Professor Rodrigo Coppe Caldeira, chefe do Departamento de Ciências da Religião

A melhor definição para o conteúdo da disciplina Cultura Religiosa, estando numa universidade católica, talvez seja somente o estudo das tradições católicas, correto? Errado. Apesar de muitos estudantes, antes de conhecerem a disciplina, pensarem desse modo, logo descobrem que a melhor definição para ela são os sentidos para a vida. “Se a Universidade foca na formação qualificada de futuros profissionais, a Cultura Religiosa possibilita momento de refletir sobre a questão do sentido da vida, que não se reduz ao consumo, aos interesses individuais, possibilitando o humanismo integral”, diz o chefe do Departamento de Ciências da Religião, professor Rodrigo Coppe Caldeira.

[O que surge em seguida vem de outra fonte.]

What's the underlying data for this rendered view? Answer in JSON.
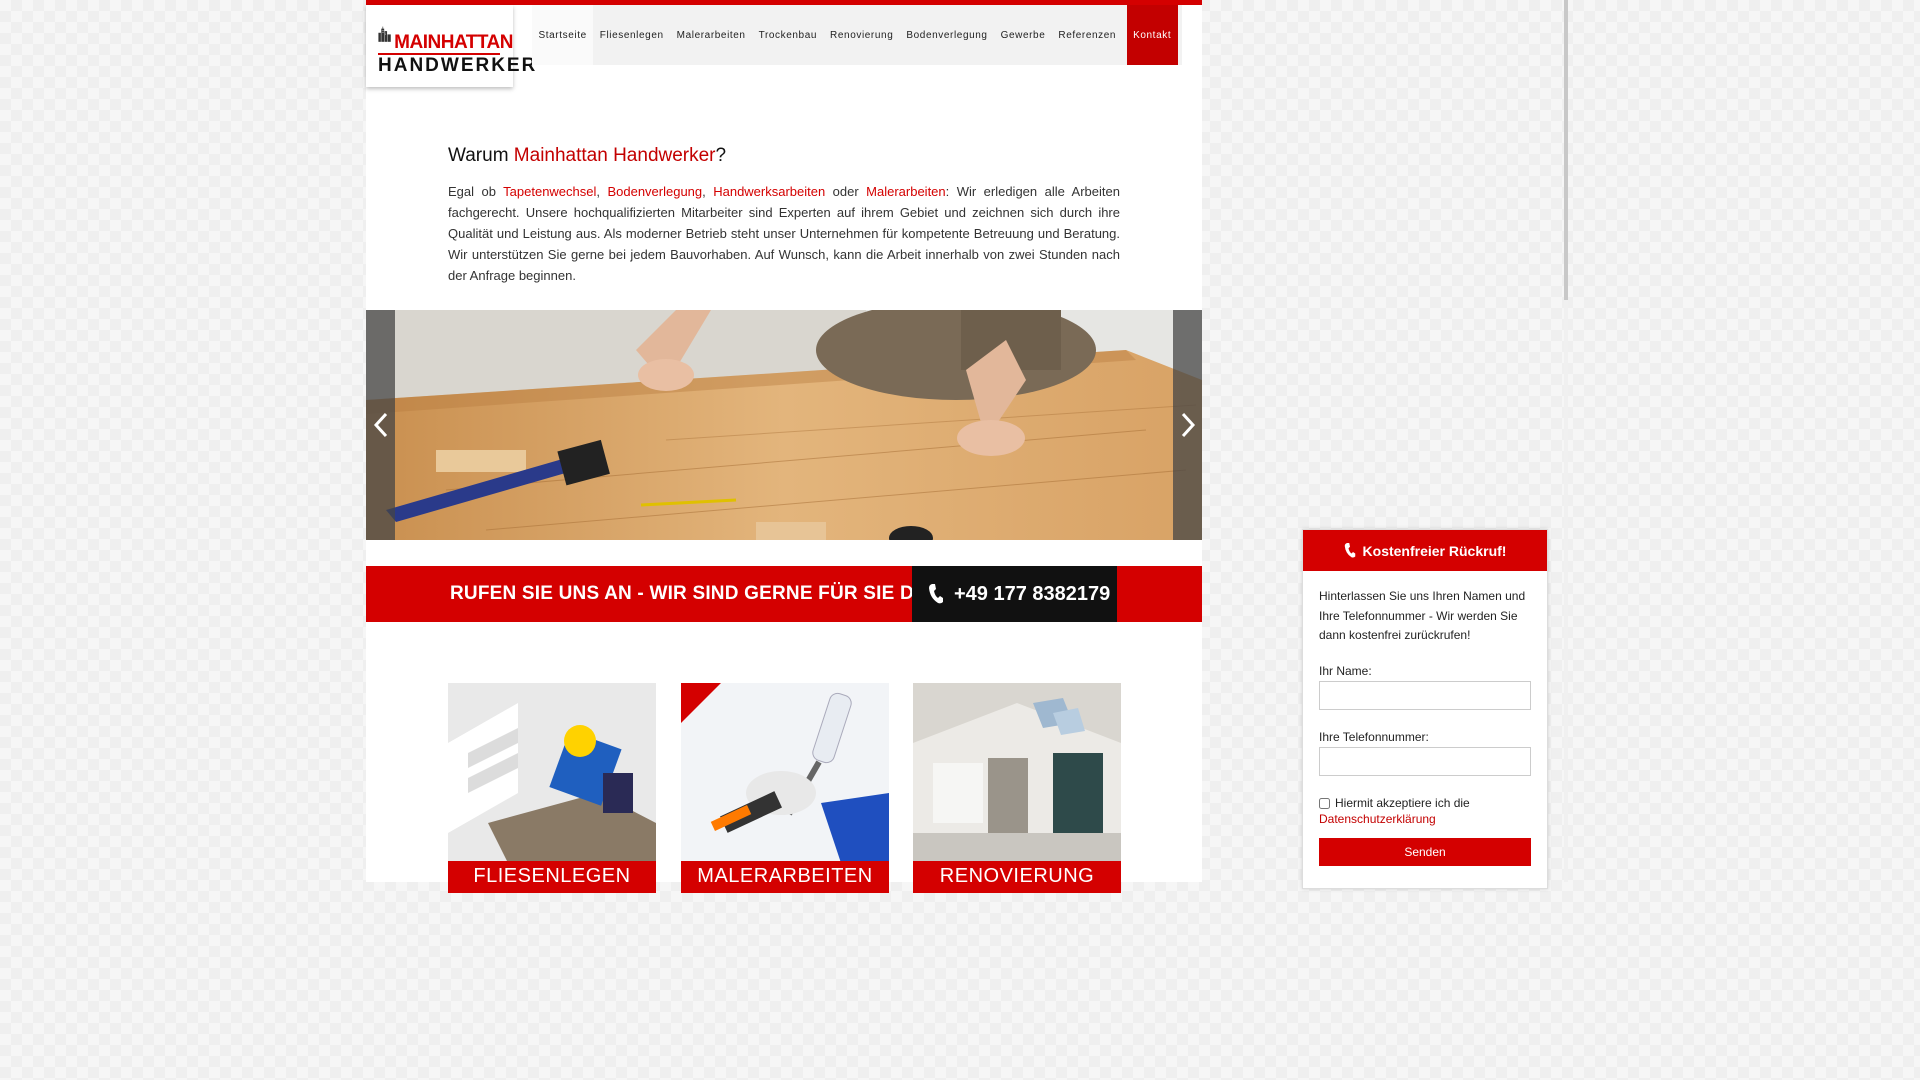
{
  "logo": {
    "line1": "MAINHATTAN",
    "line2": "HANDWERKER"
  },
  "nav": {
    "items": [
      {
        "label": "Startseite"
      },
      {
        "label": "Fliesenlegen"
      },
      {
        "label": "Malerarbeiten"
      },
      {
        "label": "Trockenbau"
      },
      {
        "label": "Renovierung"
      },
      {
        "label": "Bodenverlegung"
      },
      {
        "label": "Gewerbe"
      },
      {
        "label": "Referenzen"
      }
    ],
    "contact": "Kontakt"
  },
  "intro": {
    "title_prefix": "Warum ",
    "title_brand": "Mainhattan Handwerker",
    "title_suffix": "?",
    "p_start": "Egal ob ",
    "link1": "Tapetenwechsel",
    "sep1": ", ",
    "link2": "Bodenverlegung",
    "sep2": ", ",
    "link3": "Handwerksarbeiten",
    "sep3": " oder ",
    "link4": "Malerarbeiten",
    "p_rest": ": Wir erledigen alle Arbeiten fachgerecht. Unsere hochqualifizierten Mitarbeiter sind Experten auf ihrem Gebiet und zeichnen sich durch ihre Qualität und Leistung aus. Als moderner Betrieb steht unser Unternehmen für kompetente Betreuung und Beratung. Wir unterstützen Sie gerne bei jedem Bauvorhaben. Auf Wunsch, kann die Arbeit innerhalb von zwei Stunden nach der Anfrage beginnen."
  },
  "callbar": {
    "text": "RUFEN SIE UNS AN - WIR SIND GERNE FÜR SIE DA!",
    "phone": "+49 177 8382179"
  },
  "cards": [
    {
      "label": "FLIESENLEGEN"
    },
    {
      "label": "MALERARBEITEN"
    },
    {
      "label": "RENOVIERUNG"
    }
  ],
  "callback": {
    "title": "Kostenfreier Rückruf!",
    "description": "Hinterlassen Sie uns Ihren Namen und Ihre Telefonnummer - Wir werden Sie dann kostenfrei zurückrufen!",
    "name_label": "Ihr Name:",
    "phone_label": "Ihre Telefonnummer:",
    "consent_text": "Hiermit akzeptiere ich die",
    "privacy_link": "Datenschutzerklärung",
    "send_label": "Senden"
  },
  "colors": {
    "accent": "#d40000",
    "dark": "#111111"
  },
  "icons": [
    "logo-buildings-icon",
    "chevron-left-icon",
    "chevron-right-icon",
    "phone-icon"
  ]
}
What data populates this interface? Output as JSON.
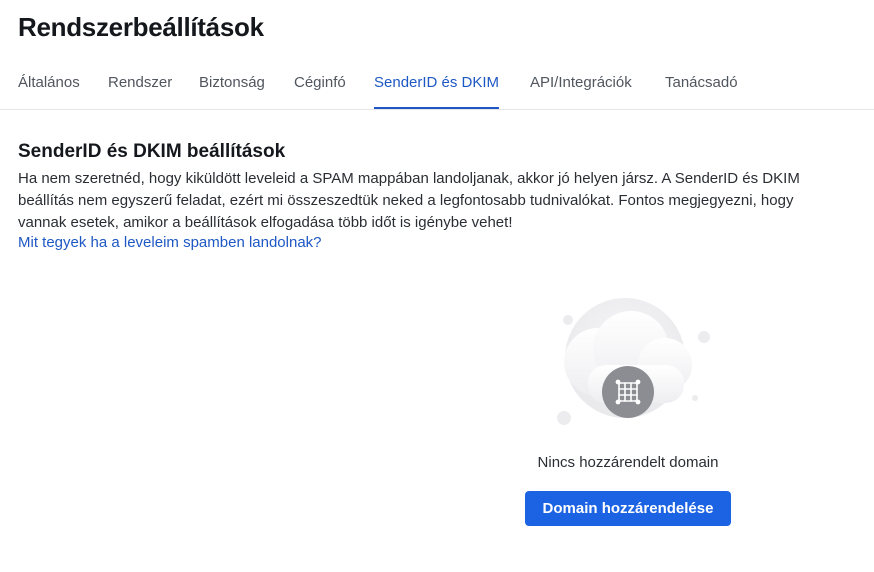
{
  "page": {
    "title": "Rendszerbeállítások"
  },
  "tabs": [
    {
      "label": "Általános"
    },
    {
      "label": "Rendszer"
    },
    {
      "label": "Biztonság"
    },
    {
      "label": "Céginfó"
    },
    {
      "label": "SenderID és DKIM",
      "active": true
    },
    {
      "label": "API/Integrációk"
    },
    {
      "label": "Tanácsadó"
    }
  ],
  "section": {
    "title": "SenderID és DKIM beállítások",
    "description": "Ha nem szeretnéd, hogy kiküldött leveleid a SPAM mappában landoljanak, akkor jó helyen jársz. A SenderID és DKIM beállítás nem egyszerű feladat, ezért mi összeszedtük neked a legfontosabb tudnivalókat. Fontos megjegyezni, hogy vannak esetek, amikor a beállítások elfogadása több időt is igénybe vehet!",
    "help_link": "Mit tegyek ha a leveleim spamben landolnak?"
  },
  "empty_state": {
    "icon": "network-globe-icon",
    "text": "Nincs hozzárendelt domain",
    "button_label": "Domain hozzárendelése"
  },
  "colors": {
    "accent": "#1e58c4",
    "button": "#1c63e3"
  }
}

Disciplina esta que integra e reflete a missão da Universidade, que tem como proposta promover o desenvolvimento humano e social, propiciando uma formação humanística comprometida com o bem comum, observa o professor. A disciplina, que consta da grade curricular de todos os cursos de graduação da Universidade, é aberta a tudo o que é ligado ao humano, ao diálogo, à escuta, às várias tradições religiosas, aos valores espirituais presentes nas diversas religiões, e também às experiências não religiosas, aos desafios e ao que une todos. “A disciplina visa à compreensão da espiritualidade, busca compreender as tradições religiosas, diálogo entre Igreja Católica e outras religiões, desafios sociais, políticos e culturais”, destaca Rodrigo Coppe.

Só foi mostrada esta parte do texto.